Hi,
just tried your approach. First of all, its working much better. However, the result seems to be inconsistent. Sometimes it really processes batches of 3, sometimes its 1-5-3-1 (I reduced the sleep time to 500ms):
debug: Completed part 500ms after start
debug: Completed part 1000ms after start
debug: Completed part 1000ms after start
debug: Completed part 1000ms after start
debug: Completed part 1001ms after start
debug: Completed part 1001ms after start
debug: Completed part 1501ms after start
debug: Completed part 1501ms after start
debug: Completed part 1501ms after start
debug: Completed part 2001ms after start
In general, thats no big deal since it works good enough. But I would like to understand why it sometimes processes more than the max permit of 3 at the same time.
Furthermore, many thanks for the elaborated explanation.

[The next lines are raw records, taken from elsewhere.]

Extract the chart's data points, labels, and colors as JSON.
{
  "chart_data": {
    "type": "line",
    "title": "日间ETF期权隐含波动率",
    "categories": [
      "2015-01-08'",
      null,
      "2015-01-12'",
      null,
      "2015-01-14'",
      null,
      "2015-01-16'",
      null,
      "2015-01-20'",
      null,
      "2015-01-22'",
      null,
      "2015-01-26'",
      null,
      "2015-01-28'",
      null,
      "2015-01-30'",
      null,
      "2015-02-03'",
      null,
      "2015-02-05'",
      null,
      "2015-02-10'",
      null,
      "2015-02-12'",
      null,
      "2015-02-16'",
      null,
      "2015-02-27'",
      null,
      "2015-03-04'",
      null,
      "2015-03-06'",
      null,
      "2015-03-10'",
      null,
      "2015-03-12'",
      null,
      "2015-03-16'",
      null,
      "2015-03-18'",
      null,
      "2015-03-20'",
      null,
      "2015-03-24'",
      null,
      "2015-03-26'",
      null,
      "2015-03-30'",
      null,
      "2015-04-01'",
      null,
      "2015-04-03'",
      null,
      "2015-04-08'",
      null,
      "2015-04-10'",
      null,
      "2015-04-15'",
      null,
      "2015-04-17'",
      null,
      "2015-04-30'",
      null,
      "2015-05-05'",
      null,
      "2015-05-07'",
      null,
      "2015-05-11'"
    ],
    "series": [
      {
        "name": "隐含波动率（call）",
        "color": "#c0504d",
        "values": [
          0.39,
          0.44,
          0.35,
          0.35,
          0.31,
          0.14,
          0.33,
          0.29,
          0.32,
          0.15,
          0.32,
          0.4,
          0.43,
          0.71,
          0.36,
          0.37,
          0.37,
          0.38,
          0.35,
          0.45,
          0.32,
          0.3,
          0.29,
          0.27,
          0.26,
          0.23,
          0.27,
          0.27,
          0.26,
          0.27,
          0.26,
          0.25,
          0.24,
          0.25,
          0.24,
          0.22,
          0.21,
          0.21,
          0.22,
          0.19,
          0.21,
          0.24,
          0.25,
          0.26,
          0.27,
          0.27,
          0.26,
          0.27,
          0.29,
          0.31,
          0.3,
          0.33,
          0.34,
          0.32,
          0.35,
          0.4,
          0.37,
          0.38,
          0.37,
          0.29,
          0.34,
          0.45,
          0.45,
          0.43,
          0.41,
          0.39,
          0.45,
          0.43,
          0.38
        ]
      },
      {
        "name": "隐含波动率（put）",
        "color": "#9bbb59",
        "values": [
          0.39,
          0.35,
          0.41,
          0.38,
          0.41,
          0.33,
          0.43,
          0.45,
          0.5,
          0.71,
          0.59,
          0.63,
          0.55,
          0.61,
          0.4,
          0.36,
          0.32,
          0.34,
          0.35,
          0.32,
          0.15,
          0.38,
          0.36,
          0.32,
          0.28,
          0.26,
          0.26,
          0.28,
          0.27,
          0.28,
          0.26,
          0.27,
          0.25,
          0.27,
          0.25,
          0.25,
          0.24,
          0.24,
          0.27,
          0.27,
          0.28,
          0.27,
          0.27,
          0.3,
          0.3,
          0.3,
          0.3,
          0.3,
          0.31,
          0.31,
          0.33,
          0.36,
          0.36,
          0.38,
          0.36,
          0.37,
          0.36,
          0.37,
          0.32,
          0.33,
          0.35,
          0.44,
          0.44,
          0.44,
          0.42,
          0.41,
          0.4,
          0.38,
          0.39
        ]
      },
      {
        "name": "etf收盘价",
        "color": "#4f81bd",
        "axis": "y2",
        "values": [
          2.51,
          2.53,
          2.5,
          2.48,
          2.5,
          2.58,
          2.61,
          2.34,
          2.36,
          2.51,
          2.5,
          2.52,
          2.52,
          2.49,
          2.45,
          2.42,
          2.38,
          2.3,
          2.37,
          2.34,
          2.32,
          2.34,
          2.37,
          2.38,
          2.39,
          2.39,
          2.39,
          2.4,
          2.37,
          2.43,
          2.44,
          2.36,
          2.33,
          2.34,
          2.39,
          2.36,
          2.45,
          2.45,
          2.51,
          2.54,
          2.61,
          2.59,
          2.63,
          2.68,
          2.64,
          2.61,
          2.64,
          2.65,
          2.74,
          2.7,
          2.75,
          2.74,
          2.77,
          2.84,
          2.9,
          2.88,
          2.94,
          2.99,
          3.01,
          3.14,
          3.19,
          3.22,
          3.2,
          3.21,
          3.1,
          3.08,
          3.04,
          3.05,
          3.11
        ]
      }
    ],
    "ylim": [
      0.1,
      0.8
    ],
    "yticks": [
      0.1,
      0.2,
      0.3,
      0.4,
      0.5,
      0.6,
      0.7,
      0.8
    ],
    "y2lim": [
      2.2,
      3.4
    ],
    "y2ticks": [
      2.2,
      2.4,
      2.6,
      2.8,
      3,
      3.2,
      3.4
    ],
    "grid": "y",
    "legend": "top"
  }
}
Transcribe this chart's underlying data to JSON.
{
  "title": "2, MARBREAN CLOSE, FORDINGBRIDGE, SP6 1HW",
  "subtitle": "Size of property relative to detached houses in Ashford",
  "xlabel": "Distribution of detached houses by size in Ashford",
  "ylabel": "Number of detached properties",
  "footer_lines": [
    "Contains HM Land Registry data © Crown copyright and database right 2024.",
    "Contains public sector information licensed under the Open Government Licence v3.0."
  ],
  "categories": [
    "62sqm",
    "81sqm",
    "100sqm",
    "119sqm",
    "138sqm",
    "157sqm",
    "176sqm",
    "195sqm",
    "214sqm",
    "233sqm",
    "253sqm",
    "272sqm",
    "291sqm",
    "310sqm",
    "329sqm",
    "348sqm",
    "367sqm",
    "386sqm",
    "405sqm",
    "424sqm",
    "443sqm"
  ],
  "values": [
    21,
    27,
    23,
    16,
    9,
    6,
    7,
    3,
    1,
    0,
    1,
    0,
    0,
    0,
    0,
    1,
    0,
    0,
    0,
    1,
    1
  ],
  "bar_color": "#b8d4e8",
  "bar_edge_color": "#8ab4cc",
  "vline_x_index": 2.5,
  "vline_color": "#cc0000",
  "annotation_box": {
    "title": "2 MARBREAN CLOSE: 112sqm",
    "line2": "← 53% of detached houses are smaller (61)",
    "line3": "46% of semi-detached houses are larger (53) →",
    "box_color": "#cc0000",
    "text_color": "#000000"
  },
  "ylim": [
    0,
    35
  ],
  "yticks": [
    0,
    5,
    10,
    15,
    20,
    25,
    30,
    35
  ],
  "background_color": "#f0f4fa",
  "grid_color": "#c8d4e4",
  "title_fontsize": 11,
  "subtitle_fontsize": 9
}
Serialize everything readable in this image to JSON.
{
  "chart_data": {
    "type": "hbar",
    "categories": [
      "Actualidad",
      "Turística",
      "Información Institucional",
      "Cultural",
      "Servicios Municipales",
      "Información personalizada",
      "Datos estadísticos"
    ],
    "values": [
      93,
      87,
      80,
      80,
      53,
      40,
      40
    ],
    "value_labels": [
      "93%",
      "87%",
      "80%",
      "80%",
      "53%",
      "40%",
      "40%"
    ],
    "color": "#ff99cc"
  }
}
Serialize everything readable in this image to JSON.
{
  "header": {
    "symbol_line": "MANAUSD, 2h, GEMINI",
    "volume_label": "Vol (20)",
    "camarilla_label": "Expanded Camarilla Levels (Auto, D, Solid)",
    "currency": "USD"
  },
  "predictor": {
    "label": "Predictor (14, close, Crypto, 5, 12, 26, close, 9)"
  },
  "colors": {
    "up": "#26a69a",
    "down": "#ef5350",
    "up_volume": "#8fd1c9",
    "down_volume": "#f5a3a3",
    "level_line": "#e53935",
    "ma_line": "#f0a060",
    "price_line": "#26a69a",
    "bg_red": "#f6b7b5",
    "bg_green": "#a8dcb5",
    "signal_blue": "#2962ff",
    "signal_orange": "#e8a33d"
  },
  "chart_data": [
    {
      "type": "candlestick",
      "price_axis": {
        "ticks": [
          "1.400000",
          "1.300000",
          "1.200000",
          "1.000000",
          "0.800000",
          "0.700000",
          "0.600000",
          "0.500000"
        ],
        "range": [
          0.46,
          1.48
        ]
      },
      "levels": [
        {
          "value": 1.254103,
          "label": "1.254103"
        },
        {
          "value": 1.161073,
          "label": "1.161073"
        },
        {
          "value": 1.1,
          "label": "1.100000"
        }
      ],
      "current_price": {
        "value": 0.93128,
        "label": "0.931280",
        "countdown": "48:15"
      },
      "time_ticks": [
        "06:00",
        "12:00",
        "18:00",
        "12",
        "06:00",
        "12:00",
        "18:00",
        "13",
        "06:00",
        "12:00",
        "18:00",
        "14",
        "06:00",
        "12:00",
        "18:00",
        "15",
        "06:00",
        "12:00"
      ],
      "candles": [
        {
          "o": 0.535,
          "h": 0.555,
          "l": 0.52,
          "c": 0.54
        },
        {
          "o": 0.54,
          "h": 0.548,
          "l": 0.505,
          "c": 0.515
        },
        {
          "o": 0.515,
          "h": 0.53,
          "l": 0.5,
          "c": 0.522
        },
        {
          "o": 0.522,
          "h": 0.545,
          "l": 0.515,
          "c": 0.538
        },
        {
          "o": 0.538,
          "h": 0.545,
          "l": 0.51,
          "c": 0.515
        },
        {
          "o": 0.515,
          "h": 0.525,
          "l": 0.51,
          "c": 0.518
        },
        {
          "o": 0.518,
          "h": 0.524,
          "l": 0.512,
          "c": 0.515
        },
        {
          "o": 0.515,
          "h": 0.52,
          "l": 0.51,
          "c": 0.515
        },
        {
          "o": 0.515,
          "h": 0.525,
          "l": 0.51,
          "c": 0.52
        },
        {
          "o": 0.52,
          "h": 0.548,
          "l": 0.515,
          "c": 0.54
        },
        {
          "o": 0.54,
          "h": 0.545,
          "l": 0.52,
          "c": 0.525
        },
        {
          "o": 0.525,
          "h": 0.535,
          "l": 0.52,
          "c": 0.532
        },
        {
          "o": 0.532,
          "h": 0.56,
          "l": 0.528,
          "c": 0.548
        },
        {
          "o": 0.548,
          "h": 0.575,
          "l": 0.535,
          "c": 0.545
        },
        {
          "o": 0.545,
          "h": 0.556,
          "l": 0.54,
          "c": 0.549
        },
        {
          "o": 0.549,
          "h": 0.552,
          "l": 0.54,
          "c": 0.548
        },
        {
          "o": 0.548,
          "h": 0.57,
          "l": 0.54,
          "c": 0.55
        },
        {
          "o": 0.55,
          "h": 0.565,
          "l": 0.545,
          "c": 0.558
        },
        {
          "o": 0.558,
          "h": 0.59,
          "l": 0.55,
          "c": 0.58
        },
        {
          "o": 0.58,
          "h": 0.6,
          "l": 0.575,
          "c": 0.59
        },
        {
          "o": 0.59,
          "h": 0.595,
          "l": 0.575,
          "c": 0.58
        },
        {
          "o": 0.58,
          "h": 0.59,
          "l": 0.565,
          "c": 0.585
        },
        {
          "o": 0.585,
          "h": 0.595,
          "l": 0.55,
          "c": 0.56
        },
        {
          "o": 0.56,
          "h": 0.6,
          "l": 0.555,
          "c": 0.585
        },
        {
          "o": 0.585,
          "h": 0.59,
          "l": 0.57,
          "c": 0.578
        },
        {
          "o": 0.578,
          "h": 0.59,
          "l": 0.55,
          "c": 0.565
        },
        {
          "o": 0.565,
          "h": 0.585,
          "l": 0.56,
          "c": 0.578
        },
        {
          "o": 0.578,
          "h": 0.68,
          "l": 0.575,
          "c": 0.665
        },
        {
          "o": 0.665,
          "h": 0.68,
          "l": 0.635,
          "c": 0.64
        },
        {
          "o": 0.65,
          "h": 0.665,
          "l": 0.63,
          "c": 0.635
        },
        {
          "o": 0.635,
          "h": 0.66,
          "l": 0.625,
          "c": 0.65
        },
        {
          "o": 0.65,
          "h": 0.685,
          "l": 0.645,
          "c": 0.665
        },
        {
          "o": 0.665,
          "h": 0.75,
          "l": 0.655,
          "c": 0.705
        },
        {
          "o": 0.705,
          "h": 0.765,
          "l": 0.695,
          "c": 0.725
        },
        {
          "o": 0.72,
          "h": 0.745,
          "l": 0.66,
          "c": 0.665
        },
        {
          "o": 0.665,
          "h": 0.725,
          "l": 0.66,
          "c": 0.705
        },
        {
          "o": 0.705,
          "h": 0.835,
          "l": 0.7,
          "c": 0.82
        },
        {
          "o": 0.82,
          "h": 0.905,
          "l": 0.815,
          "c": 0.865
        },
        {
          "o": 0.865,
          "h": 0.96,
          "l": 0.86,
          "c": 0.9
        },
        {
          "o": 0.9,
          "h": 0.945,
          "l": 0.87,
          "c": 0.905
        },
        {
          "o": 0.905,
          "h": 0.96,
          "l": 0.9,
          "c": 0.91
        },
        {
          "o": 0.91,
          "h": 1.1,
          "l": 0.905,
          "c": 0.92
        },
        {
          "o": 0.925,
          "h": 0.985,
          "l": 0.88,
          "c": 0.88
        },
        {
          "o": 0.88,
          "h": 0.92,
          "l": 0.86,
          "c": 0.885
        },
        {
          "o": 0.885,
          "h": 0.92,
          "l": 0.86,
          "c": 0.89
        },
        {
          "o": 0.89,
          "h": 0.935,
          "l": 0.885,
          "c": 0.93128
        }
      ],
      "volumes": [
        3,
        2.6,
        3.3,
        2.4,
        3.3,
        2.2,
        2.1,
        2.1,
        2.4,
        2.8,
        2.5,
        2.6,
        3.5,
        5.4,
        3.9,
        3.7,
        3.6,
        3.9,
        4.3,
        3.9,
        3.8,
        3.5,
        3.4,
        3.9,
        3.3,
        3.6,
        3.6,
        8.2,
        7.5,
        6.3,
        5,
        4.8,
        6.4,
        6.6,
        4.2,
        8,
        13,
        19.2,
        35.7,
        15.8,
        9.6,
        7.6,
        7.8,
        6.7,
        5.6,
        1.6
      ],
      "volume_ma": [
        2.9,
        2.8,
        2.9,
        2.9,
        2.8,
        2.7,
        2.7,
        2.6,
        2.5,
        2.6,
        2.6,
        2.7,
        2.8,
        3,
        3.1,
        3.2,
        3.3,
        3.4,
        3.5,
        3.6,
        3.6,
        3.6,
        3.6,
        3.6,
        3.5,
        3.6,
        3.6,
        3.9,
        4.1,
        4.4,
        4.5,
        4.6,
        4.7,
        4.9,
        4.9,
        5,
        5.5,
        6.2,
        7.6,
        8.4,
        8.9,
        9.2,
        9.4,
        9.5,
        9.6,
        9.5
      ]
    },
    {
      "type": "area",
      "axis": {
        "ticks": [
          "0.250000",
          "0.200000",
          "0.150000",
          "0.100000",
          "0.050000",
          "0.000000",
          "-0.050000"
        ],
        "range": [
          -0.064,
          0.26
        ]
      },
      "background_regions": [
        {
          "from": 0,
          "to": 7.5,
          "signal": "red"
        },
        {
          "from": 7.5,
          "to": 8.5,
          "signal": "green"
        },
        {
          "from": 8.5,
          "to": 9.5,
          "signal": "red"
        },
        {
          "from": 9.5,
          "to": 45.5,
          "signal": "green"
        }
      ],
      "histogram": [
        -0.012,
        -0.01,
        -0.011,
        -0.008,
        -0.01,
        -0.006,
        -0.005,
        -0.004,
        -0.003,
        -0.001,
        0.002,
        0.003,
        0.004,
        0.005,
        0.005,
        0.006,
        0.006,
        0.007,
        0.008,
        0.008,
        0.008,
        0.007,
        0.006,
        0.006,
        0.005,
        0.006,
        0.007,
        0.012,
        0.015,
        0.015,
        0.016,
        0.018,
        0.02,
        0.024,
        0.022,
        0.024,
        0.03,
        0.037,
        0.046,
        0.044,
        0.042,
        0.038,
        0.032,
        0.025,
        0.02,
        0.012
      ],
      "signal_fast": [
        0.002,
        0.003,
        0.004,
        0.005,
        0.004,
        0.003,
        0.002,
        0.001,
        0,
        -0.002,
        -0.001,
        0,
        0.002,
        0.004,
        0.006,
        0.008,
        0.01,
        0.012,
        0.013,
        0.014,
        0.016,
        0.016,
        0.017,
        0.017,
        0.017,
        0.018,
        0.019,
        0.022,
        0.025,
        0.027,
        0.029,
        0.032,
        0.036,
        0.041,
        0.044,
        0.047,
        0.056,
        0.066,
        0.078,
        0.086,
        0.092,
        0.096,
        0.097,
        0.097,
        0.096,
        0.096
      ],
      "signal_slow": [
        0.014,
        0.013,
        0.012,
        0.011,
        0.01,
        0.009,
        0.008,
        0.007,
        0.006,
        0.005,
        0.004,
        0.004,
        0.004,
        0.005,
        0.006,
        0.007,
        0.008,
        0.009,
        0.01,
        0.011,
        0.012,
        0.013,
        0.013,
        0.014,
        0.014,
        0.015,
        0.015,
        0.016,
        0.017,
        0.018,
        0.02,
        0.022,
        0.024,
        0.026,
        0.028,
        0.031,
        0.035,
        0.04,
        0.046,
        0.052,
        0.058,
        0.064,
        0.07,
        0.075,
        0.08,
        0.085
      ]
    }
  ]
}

But there is one thing I don’t understand regarding Group (and thats what kept me from using it so far; maybe due to my not so good English skills): If I would use a Group with a Semaphore, should I spawn all tasks into one group, or generate a single group for every batch of 3 (or whatever will be the max permit count)?
Update:
After trying some things, I was able to solve the irregular async execution using a Group and a Semaphore:
// ** omitted code see above ** //
const max_concurrency_count = 3;
var semaphore: Io.Semaphore = .{ .permits = max_concurrency_count };
var futures: std.Io.Group = .init;
errdefer futures.cancel(io);
for (ranges.items, 0..) |r, i| {
std.log.debug("Putting range {d} to futures", .{i});
const chunk = content[r.start .. r.end + 1];
futures.async(io, downloadAndWrite, .{ io, &semaphore, &local_file, chunk, r.start, start_time });
}
try futures.await(io);
const now = Io.Timestamp.untilNow(start_time, io, .awake);
std.log.debug("Time elapsed: {d}ms", .{now.toMilliseconds()});
// ** //
It works like a charm. Perfect execution in blocks of 3 every time:
debug: Part downloaded after 500ms
debug: Part downloaded after 500ms
debug: Part downloaded after 500ms
debug: Part downloaded after 1001ms
debug: Part downloaded after 1001ms
debug: Part downloaded after 1001ms
debug: Part downloaded after 1501ms
debug: Part downloaded after 1501ms
debug: Part downloaded after 1501ms
debug: Part downloaded after 2002ms
debug: Time elapsed: 2002ms
The only downside is that I need to catch all errors from my downloadAndWrite function to match Io.Cancelable.Canceled:
fn downloadAndWrite(io: Io, sema: *Io.Semaphore, file: *std.Io.File, chunk: []const u8, start: u64, start_time: Io.Timestamp) !void {
sema.wait(io) catch return Io.Cancelable.Canceled;
defer sema.post(io);
io.sleep(std.Io.Duration.fromMilliseconds(500), .awake) catch return Io.Cancelable.Canceled;
file.writePositionalAll(io, chunk, start) catch return Io.Cancelable.Canceled;
const now = Io.Timestamp.untilNow(start_time, io, .awake);
std.log.debug("Part downloaded after {d}ms", .{now.toMilliseconds()});
}
Otherwise the compilation will always fail with:
/home/lukeflo/.cache/zig/p/N-V-__8AAC_uTRUrhIpzwcTOMDh5tBuMQQ3cDzGRmhAegCJd/lib/std/Io.zig:1042:24: error: expected type 'error{Canceled}!void', found '@typeInfo(@typeInfo(@TypeOf(main.downloadAndWrite)).@"fn".return_type.?).error_union.error_set!void'
return @call(.auto, function, args_casted.*);
As I understand from this thread its necessary to catch all errors to use a Group like this. That, of course, is not very helpful for error handling since I would need to somehow collect the “real” errors if a download fails and store them in a different way. Or are there other possibilities to coerce an error returned from the async executed function to Io.Cancelable.Canceled while also keeping the original error?